As to the poster’s point about rakeback, I do understand where he is coming from there, but his logic is partially flawed.  He says most players play micro stakes, which I believe is true, so they would be better off earning rakeback elsewhere because PokerStars’ VIP program does little for them.  First, I think he is overestimating how much rakeback a microstakes player can earn.  Second, he is forgetting that serious players amongst the microstakes population are in the extreme minority.  Casual players are in the vast majority, and casual players generally don’t care or even know about rakeback.  Therefore, were they to play somewhere else, chances are they wouldn’t be getting rakeback because they wouldn’t know to sign up through an affiliate, so the little boost they can get in VIP rewards at PokerStars is better, anyway.
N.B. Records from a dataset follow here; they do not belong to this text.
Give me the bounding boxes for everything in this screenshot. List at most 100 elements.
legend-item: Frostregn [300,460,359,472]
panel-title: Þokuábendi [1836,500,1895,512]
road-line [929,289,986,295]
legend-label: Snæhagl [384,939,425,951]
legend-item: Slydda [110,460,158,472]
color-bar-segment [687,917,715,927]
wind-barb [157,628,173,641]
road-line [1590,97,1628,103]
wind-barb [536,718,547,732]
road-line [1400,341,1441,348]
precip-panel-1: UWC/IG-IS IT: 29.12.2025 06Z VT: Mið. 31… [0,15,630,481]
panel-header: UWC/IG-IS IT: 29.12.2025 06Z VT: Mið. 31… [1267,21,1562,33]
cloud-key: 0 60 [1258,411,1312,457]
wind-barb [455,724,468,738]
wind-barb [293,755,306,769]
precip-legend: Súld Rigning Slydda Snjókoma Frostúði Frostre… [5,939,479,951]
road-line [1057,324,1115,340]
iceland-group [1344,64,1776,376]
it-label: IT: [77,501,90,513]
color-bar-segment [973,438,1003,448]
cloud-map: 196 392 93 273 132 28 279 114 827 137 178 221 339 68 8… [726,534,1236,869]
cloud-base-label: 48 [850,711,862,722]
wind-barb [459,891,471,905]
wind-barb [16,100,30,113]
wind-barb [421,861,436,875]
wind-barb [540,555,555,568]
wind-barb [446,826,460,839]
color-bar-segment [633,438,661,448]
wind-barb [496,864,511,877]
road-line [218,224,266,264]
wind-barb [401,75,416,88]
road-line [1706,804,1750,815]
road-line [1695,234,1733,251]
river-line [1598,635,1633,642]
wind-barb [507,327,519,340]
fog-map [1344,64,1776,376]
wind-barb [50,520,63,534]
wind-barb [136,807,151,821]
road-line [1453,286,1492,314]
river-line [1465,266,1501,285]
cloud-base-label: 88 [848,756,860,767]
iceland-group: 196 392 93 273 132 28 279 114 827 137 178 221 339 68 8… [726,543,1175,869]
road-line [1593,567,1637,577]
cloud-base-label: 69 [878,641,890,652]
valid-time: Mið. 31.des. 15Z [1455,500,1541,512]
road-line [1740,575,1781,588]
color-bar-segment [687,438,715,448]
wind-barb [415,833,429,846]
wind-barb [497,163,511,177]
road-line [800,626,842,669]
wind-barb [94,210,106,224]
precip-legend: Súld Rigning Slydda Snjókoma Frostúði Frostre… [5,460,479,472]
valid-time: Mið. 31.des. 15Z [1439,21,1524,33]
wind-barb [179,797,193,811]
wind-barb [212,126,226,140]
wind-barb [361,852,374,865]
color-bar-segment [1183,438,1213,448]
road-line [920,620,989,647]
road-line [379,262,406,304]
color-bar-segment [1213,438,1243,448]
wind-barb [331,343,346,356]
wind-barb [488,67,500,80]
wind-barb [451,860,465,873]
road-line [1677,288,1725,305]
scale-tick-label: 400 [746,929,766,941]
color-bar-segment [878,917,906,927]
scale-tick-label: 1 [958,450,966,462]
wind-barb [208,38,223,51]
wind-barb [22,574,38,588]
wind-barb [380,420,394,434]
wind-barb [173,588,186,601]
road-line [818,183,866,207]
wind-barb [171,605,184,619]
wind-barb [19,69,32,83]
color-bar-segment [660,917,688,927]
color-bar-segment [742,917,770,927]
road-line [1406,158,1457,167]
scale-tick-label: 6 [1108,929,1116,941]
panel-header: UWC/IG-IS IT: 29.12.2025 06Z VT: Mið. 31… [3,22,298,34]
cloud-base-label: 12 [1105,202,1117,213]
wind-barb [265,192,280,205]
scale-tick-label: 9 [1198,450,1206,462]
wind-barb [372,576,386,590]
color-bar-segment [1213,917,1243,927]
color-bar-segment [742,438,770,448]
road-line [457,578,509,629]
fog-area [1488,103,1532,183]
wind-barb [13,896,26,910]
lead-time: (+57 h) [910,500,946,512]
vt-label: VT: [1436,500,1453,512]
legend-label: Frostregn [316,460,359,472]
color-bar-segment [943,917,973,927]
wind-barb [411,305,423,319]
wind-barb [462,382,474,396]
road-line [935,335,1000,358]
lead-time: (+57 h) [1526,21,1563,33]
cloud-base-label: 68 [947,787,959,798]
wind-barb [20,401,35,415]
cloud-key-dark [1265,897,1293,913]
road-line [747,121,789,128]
And then there are the two points the poster made, which would often be enough to make poker room popular without the size (although as the popularity would increase, so would the player traffic).  The site has excellent software.  It has never been my personal absolute favorite, but it typically runs very smoothly, can handle multitudes of open tables at once, and is much less buggy than most.  So of course players are going to gravitate more towards a site with quality software over one with a crappy offering.  This shouldn’t come as a surprise.  And as for customer service, who wouldn’t prefer to deal with a company like that?  This is one reason I have liked the aforementioned Cake Network and one reason I used to play at Bodog (I haven’t played at Bodog in a while primarily because of a lack of traffic).  It seems that in PokerStars’ case, its reputation for consistently high quality customer service precedes it and does get players interested in trying out the site.

It doesn’t take a genius to see why PokerStars is the 800-pound gorilla of the industry.  Unfortunately, some people fall on the end of the scale that is the opposite of genius, so I felt the need to step forward and explain it to them.  On the bright side, it gave me something to write about.